Segundo ele, nos últimos cinco anos, o número de trabalhadores em escritórios e departamentos de contabilidade aumentou em cerca de 50%, por conta da necessidade de informar ao governo sobre faturamento, admissões e demissões e outros fatos do dia a dia das empresas.
- O problema é o levantamento dos dados, não sua transmissão, que normalmente é feita através da internet, sem custo para as empresas. Já manter equipes para reunir esses dados custa caro e transfere para o empresário uma obrigação que deveria ser do governo - afirma.
Um exemplo citado por Cardoso é a Declan, que não gera nenhum imposto adicional para o empresário, além do ICMS, que foi recolhido muito antes de o documento ser entregue.
"Reunir esses dados para enviar ao governo - e nesse caso precisamos mandar ao governo estadual e à prefeitura - gera trabalho e custos", diz ele.

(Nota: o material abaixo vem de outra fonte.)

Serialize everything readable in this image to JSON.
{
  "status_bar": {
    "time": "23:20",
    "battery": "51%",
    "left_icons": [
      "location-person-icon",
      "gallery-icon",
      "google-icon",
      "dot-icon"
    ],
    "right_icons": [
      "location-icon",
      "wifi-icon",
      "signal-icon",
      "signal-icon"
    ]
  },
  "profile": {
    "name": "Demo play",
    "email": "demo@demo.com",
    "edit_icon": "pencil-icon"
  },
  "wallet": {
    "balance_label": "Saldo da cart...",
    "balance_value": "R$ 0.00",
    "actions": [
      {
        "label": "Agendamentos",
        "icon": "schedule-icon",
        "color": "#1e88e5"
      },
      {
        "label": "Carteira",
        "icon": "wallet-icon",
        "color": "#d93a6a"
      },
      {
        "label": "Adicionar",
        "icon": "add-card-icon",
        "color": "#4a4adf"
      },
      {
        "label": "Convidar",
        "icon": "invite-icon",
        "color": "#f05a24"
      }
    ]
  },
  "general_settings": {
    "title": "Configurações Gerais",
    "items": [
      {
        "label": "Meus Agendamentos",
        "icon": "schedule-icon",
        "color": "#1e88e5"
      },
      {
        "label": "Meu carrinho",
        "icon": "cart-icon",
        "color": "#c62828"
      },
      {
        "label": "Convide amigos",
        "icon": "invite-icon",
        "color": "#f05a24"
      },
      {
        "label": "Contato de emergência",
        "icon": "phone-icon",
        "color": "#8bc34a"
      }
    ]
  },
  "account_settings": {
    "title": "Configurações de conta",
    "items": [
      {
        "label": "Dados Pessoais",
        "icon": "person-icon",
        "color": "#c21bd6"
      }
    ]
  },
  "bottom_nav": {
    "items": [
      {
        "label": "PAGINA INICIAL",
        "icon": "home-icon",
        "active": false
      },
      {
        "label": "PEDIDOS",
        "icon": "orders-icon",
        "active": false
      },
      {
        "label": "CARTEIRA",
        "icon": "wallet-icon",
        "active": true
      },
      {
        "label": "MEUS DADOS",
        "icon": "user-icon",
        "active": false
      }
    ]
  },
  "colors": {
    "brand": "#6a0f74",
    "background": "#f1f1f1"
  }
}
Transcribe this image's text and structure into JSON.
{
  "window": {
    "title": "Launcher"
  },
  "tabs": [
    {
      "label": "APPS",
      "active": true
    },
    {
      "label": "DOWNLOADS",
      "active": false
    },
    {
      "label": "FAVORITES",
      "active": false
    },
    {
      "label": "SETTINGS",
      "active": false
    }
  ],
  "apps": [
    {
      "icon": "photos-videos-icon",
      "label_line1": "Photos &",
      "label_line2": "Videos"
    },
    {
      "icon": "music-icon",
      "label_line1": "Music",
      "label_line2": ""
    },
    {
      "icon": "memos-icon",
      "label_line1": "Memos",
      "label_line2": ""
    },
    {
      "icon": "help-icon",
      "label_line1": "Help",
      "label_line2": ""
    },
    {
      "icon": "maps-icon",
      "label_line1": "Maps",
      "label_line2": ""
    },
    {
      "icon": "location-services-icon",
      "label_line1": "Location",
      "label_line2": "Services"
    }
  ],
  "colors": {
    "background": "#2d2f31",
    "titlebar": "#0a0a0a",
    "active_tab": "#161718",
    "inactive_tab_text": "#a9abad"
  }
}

Segundo Cardoso, no caso da Declan o envio duplo acontece porque o governo estadual precisa das informações para determinar o índice de participação dos municípios (IPM) no "bolo" do ICMS, enquanto a prefeitura solicita as mesmas informações para verificar a exatidão dos cálculos feitos pelo governo.
O envio de informações aos governos também contribuiu para aumentar a carga tributária. Cardoso estima que a arrecadação de impostos no Brasil tenha subido 19% em 2009, para uma inflação na casa dos 4% e um crescimento nulo da economia, por conta dos efeitos da crise econômica mundial:
"Com isso, a carga tributária cresce e ameaça inviabilizar muitas atividades empresariais", afirma.
O empresário exemplificou, com dois casos concretos, o peso dos impostos no cotidiano de empresas e pessoas físicas. Um deles é o de uma conta de energia elétrica de uma loja em Angra dos Reis: do valor total, de R$ 351, apenas R$ 166 se referiam à geração, transmissão e distribuição da energia. O restante eram impostos sobre o consumo.
Na mesma linha, um veículo adquirido por R$ 37 mil, direto da fábrica, custaria R$ 28 mil sem os impostos.
"Isso porque se trata de um veículo destinado a serviço e porque a compra foi feita sem a intervenção de uma concessionária. Se a compra fosse feita em uma concessionária, o preço iria superar em muito os R$ 40 mil", explica.
Para Cardoso, a solução, além da racionalização dos gastos do governo, está em uma reforma tributária e na busca de soluções que aumentem a quantidade de contribuintes, através de medidas que evitem a sonegação:
"Se todos pagarem, todos pagarão menos, e com regras claras haverá competição justa na economia", conclui.